Sus miradas se encontraron. Velicia observó al hombre que tenía delante durante un buen rato. Luego, poco a poco, una sonrisa tenue le adornó el rostro.

—No puedo prometerte que será fácil.

—Yo tampoco quiero una relación perfecta —respondió Lorenzo.

Velicia asintió con suavidad.

—Entonces... quiero intentarlo.

Por un instante, Lorenzo pareció no creerlo.

—¿Me... aceptas?

—Sí.

La respuesta firme de Velicia hizo que la comisura de los labios de Lorenzo se alzara. Extendió la mano hacia ella.

—¿Puedo?

Velicia miró aquella mano durante unos segundos y luego posó su palma sobre la de Lorenzo. Los dedos de ambos se entrelazaron.

—Acepto lo que sientes, Lorenzo —la voz de Velicia sonó queda, pero cargada de certeza—. Yo también quiero empezar una vida nueva.

La sonrisa de Lorenzo se ensanchó, aunque siguió viéndose serena.

—Voy a cuidarte.

—Y yo voy a aprender a confiar en ti —añadió Velicia.

Esa noche... sin fiestas ni promesas grandilocuentes, comenzaron oficialmente su relación como pareja. Su vínculo no nació de la compasión ni del deseo de olvidar el pasado. Lo que los unió fue la confianza que creció lentamente después de atravesar tantas heridas.

Desde lejos, Antonio, que presenció el momento sin querer, esbozó una sonrisa fina.

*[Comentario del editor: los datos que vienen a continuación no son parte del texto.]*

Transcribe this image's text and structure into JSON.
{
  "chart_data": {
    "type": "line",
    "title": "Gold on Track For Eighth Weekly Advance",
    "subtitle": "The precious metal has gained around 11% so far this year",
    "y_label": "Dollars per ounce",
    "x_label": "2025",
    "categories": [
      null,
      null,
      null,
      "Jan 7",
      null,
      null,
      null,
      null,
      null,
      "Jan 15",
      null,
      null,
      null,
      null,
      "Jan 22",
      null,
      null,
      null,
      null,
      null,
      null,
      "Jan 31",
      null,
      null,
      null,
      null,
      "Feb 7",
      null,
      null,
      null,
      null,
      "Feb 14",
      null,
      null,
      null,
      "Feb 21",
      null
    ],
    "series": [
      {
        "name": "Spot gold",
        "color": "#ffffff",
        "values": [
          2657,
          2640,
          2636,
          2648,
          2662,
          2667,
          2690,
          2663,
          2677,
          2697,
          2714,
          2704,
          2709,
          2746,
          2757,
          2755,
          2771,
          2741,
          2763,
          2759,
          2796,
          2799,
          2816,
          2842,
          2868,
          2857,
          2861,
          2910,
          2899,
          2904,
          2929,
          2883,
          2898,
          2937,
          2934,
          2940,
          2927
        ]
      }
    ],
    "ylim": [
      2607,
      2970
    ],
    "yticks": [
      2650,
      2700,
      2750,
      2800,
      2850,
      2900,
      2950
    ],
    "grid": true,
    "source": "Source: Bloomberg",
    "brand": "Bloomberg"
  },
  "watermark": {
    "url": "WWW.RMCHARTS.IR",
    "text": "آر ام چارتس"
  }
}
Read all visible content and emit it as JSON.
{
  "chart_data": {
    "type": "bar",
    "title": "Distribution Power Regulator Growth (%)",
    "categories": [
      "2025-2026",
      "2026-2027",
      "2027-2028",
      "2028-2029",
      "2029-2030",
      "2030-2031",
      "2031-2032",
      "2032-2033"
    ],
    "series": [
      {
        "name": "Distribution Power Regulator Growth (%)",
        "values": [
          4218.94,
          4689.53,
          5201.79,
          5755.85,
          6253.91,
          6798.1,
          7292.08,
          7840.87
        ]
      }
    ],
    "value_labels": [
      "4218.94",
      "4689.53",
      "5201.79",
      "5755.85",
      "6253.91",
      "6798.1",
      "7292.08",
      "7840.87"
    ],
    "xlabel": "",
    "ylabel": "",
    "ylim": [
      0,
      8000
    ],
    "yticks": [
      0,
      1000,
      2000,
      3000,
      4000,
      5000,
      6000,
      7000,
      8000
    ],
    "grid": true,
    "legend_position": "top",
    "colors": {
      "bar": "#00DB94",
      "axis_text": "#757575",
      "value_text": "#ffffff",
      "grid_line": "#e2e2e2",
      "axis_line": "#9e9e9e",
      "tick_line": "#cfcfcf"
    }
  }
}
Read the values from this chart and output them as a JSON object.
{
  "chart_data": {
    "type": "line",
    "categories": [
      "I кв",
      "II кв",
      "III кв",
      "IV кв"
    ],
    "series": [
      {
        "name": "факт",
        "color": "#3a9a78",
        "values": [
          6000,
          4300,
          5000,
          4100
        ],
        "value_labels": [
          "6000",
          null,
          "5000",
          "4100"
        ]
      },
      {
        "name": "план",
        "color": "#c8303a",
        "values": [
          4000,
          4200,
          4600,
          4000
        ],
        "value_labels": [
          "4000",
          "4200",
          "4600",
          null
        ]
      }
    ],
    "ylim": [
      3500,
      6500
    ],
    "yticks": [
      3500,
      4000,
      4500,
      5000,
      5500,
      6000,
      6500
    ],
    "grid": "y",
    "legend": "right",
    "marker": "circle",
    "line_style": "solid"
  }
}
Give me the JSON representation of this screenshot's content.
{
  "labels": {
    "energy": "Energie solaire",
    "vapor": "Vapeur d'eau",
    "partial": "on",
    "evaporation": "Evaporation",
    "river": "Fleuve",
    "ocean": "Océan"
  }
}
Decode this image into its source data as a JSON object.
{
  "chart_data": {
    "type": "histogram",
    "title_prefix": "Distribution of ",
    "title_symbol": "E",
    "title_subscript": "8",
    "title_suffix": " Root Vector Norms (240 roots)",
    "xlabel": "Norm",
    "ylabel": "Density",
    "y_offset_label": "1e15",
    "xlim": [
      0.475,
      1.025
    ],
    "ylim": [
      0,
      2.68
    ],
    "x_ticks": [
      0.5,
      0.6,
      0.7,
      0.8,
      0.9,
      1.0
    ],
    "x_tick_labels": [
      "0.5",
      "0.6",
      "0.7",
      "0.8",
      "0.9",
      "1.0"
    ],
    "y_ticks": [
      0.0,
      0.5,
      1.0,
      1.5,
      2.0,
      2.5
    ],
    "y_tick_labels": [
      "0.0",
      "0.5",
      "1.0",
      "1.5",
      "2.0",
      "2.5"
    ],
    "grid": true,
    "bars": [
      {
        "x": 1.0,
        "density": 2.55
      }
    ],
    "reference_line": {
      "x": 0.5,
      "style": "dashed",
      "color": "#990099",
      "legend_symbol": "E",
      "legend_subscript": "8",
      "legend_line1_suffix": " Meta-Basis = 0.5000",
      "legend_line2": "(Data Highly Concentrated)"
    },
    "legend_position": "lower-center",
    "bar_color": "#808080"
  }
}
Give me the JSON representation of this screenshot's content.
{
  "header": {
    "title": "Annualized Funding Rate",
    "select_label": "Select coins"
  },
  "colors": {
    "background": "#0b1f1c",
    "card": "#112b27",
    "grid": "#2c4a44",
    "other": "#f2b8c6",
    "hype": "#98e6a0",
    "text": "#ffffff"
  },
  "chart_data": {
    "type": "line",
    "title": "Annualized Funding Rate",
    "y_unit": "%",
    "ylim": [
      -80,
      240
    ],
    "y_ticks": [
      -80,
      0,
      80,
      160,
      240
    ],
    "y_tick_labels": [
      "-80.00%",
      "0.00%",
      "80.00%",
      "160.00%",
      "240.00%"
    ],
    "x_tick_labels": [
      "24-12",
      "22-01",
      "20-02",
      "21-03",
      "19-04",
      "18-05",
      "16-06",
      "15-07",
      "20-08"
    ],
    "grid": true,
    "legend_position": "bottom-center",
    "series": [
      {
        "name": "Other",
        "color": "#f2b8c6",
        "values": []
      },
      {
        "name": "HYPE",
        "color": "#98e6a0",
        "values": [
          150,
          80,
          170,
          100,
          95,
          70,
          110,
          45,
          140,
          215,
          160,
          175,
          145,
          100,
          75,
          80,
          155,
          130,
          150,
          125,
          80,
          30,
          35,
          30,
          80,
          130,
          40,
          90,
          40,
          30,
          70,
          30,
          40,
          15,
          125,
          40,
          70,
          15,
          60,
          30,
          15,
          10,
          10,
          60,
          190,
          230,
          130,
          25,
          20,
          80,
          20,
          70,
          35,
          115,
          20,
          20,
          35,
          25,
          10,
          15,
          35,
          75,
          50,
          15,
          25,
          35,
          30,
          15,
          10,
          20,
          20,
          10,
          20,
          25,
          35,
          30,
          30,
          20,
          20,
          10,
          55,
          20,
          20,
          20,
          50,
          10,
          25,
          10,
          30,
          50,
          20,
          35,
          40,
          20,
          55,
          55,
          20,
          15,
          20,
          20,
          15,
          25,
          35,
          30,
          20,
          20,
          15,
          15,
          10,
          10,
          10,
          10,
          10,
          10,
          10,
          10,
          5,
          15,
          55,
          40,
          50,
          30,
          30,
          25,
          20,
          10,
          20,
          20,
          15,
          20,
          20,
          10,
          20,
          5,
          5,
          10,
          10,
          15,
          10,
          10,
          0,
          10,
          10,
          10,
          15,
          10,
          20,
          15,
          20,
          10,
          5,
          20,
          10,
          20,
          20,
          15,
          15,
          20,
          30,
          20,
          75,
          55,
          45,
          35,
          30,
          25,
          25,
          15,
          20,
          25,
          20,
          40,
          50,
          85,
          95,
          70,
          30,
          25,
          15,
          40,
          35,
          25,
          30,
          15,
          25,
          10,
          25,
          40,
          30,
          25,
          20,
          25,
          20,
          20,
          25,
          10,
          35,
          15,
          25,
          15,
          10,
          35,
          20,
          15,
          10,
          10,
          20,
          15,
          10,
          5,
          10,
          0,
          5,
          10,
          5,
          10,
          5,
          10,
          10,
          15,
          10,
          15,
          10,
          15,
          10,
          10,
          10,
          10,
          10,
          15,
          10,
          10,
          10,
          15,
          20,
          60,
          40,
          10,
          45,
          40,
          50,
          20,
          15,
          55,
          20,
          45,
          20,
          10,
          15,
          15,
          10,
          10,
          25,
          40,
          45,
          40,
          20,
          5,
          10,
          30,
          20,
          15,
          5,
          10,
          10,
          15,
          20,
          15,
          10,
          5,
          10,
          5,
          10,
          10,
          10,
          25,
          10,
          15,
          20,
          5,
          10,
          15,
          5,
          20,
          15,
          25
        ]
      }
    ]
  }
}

—Al fin... alguien eligió a mi hermana sin condiciones.

Al otro lado de la mansión, Bianca De Luca estaba de pie detrás de una ventana con la mandíbula apretada. La imagen de las manos de Lorenzo y Velicia entrelazadas avivó aún más el fuego de los celos en su pecho.

—Si esa es tu decisión... algún día te vas a arrepentir, Lorenzo.

Bianca se dio la vuelta y se marchó sin vacilar.

Mientras tanto, en el jardín, Lorenzo y Velicia seguían disfrutando de la quietud de la noche, sin percatarse en absoluto de que el paso que acababan de dar era el inicio de una tormenta mucho mayor.